少子化による労働力不足が喫緊問題となった今日、生活者としての日本語学習者とどう向き合っていけばよいのか?

2003年の日本語教育学会春季大会のシンポジウムを出発点とし、日本語教育と外国人の定住に関わる問題を取りあげた論考集。在日外国人の教育問題や定住権利、多文化主義における子どもの言語の発達など、論点は多岐にわたる。外国人の定住についてかかわるジャンルの専門家による、現実に起きている問題を解決するための提案の数々。2007年現在の新たな情況、文献およびWebサイトを加え、増補版とした。


■外国人労働力の積極的活用にまえむきのひとびとも、警戒しているひとびとも、必読書である。
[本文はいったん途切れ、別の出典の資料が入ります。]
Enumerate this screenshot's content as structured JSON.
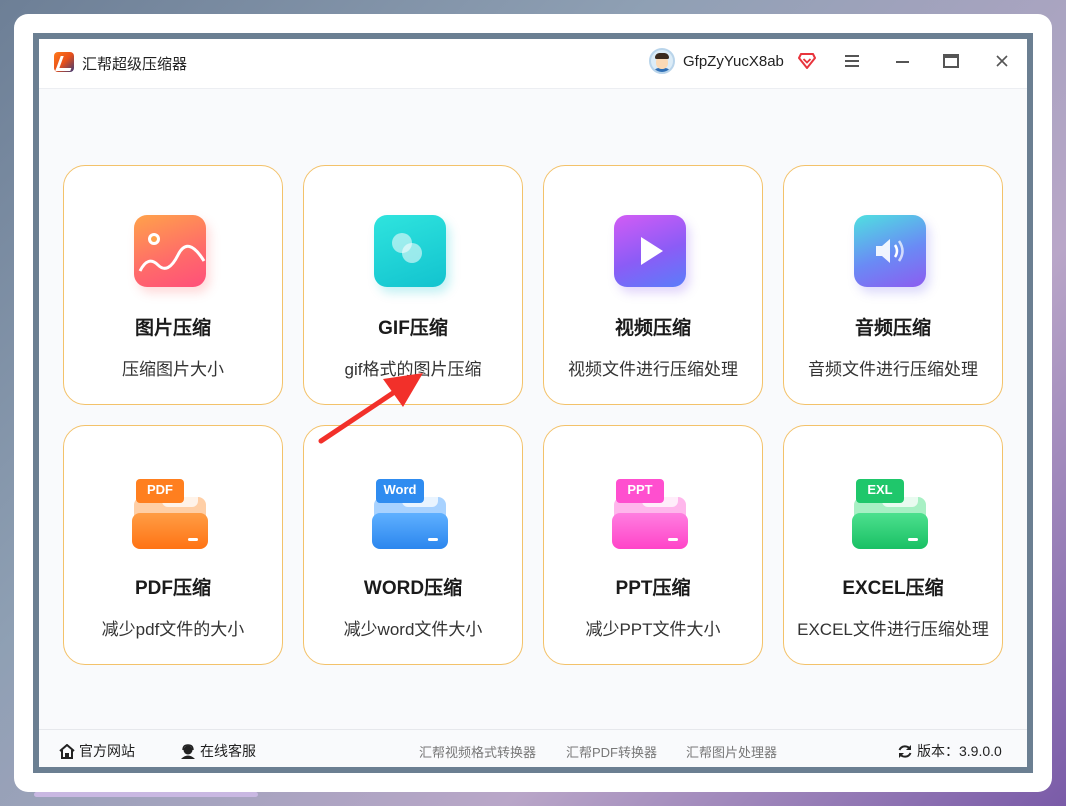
{
  "app": {
    "title": "汇帮超级压缩器"
  },
  "user": {
    "name": "GfpZyYucX8ab"
  },
  "tools": [
    {
      "title": "图片压缩",
      "desc": "压缩图片大小",
      "icon": "image-icon"
    },
    {
      "title": "GIF压缩",
      "desc": "gif格式的图片压缩",
      "icon": "gif-icon"
    },
    {
      "title": "视频压缩",
      "desc": "视频文件进行压缩处理",
      "icon": "video-icon"
    },
    {
      "title": "音频压缩",
      "desc": "音频文件进行压缩处理",
      "icon": "audio-icon"
    },
    {
      "title": "PDF压缩",
      "desc": "减少pdf文件的大小",
      "icon": "pdf-folder-icon",
      "badge": "PDF"
    },
    {
      "title": "WORD压缩",
      "desc": "减少word文件大小",
      "icon": "word-folder-icon",
      "badge": "Word"
    },
    {
      "title": "PPT压缩",
      "desc": "减少PPT文件大小",
      "icon": "ppt-folder-icon",
      "badge": "PPT"
    },
    {
      "title": "EXCEL压缩",
      "desc": "EXCEL文件进行压缩处理",
      "icon": "excel-folder-icon",
      "badge": "EXL"
    }
  ],
  "footer": {
    "website": "官方网站",
    "service": "在线客服",
    "links": [
      "汇帮视频格式转换器",
      "汇帮PDF转换器",
      "汇帮图片处理器"
    ],
    "version": "版本：3.9.0.0"
  },
  "colors": {
    "card_border": "#f3c26a",
    "arrow": "#f2302a",
    "vip": "#e8343c"
  }
}
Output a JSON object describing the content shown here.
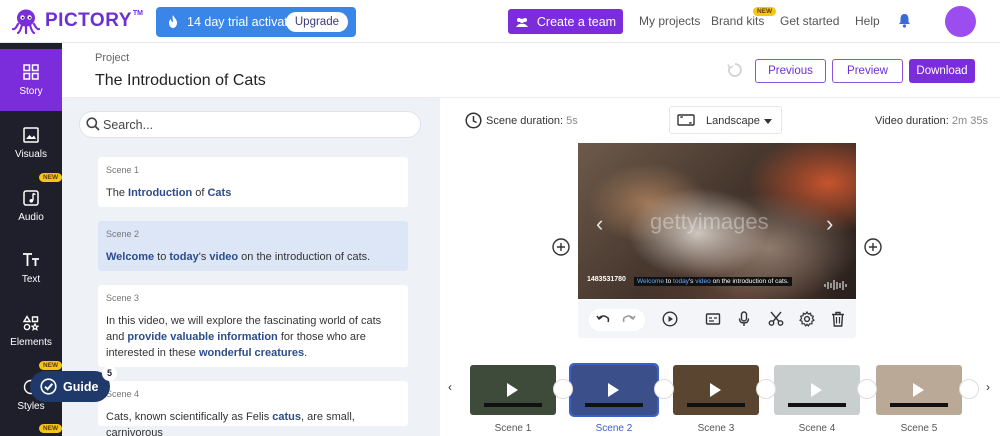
{
  "brand": {
    "name": "PICTORY",
    "tm": "TM"
  },
  "trial": {
    "message": "14 day trial activated!",
    "upgrade_label": "Upgrade"
  },
  "nav": {
    "create_team": "Create a team",
    "my_projects": "My projects",
    "brand_kits": "Brand kits",
    "brand_kits_badge": "NEW",
    "get_started": "Get started",
    "help": "Help"
  },
  "sidebar": {
    "items": [
      {
        "label": "Story"
      },
      {
        "label": "Visuals"
      },
      {
        "label": "Audio",
        "badge": "NEW"
      },
      {
        "label": "Text"
      },
      {
        "label": "Elements"
      },
      {
        "label": "Styles",
        "badge": "NEW"
      }
    ],
    "extra_badge": "NEW"
  },
  "project": {
    "label": "Project",
    "title": "The Introduction of Cats",
    "previous": "Previous",
    "preview": "Preview",
    "download": "Download"
  },
  "search": {
    "placeholder": "Search..."
  },
  "scenes": [
    {
      "num": "Scene 1",
      "parts": [
        [
          "The ",
          false
        ],
        [
          "Introduction",
          true
        ],
        [
          " of ",
          false
        ],
        [
          "Cats",
          true
        ]
      ]
    },
    {
      "num": "Scene 2",
      "parts": [
        [
          "Welcome",
          true
        ],
        [
          " to ",
          false
        ],
        [
          "today",
          true
        ],
        [
          "'s ",
          false
        ],
        [
          "video",
          true
        ],
        [
          " on the introduction of cats.",
          false
        ]
      ]
    },
    {
      "num": "Scene 3",
      "parts": [
        [
          "In this video, we will explore the fascinating world of cats and ",
          false
        ],
        [
          "provide valuable information",
          true
        ],
        [
          " for those who are interested in these ",
          false
        ],
        [
          "wonderful creatures",
          true
        ],
        [
          ".",
          false
        ]
      ]
    },
    {
      "num": "Scene 4",
      "parts": [
        [
          "Cats, known scientifically as Felis ",
          false
        ],
        [
          "catus",
          true
        ],
        [
          ", are small, carnivorous",
          false
        ]
      ]
    }
  ],
  "editor": {
    "scene_duration_label": "Scene duration:",
    "scene_duration_value": "5s",
    "layout": "Landscape",
    "video_duration_label": "Video duration:",
    "video_duration_value": "2m 35s",
    "watermark": "gettyimages",
    "image_id": "1483531780",
    "caption_parts": [
      [
        "Welcome",
        true
      ],
      [
        " to ",
        false
      ],
      [
        "today",
        true
      ],
      [
        "'s ",
        false
      ],
      [
        "video",
        true
      ],
      [
        " on the introduction of cats.",
        false
      ]
    ]
  },
  "timeline": {
    "thumbs": [
      {
        "label": "Scene 1",
        "color": "#3e4a3a"
      },
      {
        "label": "Scene 2",
        "color": "#3b4f8a"
      },
      {
        "label": "Scene 3",
        "color": "#5a4630"
      },
      {
        "label": "Scene 4",
        "color": "#c9cfcf"
      },
      {
        "label": "Scene 5",
        "color": "#b9a996"
      }
    ]
  },
  "guide": {
    "label": "Guide",
    "count": "5"
  },
  "colors": {
    "accent": "#7b2ddb",
    "trial": "#3a86e8",
    "sidebar": "#1f1f2b",
    "highlight": "#2b4d8c"
  }
}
「2007年現在の新たな情況、文献およびWebサイト」がくわわった情報量もおおさが最大のウリであり、それだけでも「おかいどく」なのだが、「企業での社会保険加入率が低かったり、住宅、日本語研修、安全衛生等に関する外国人という特性を勘案しての特別な措置を、企業の責任で対応しているところが少ないので、現状では、雇用に伴うコストが日系人労働者のほうが日本人労働者より低い…『これらの費用をすべて支払った場合の日系人労働者の一人一カ月当たりの労働コストは、日本人の場合に比して高くなる』」(労働省職業安定局『外国人労働者受入れの現状と社会的費用』,労務行政研究所 1992)といった、外国人研修生やデカセギに依存した日本の労働現場の本質がしっかりかきこまれた引用ひとつ(p.162)とっても、うかうかよみとばしたりすることをゆるさない、「油断ならない」本だと強調しておこう。■いっちゃわるいが、自己実現のためなのに自覚がないまま、「かわいそうな外国人のために ひとはだぬごう」といった動機で日本語ボランティアにハマってしまっている層とは、こころざしや問題意識の射程・深度が異次元なのだ。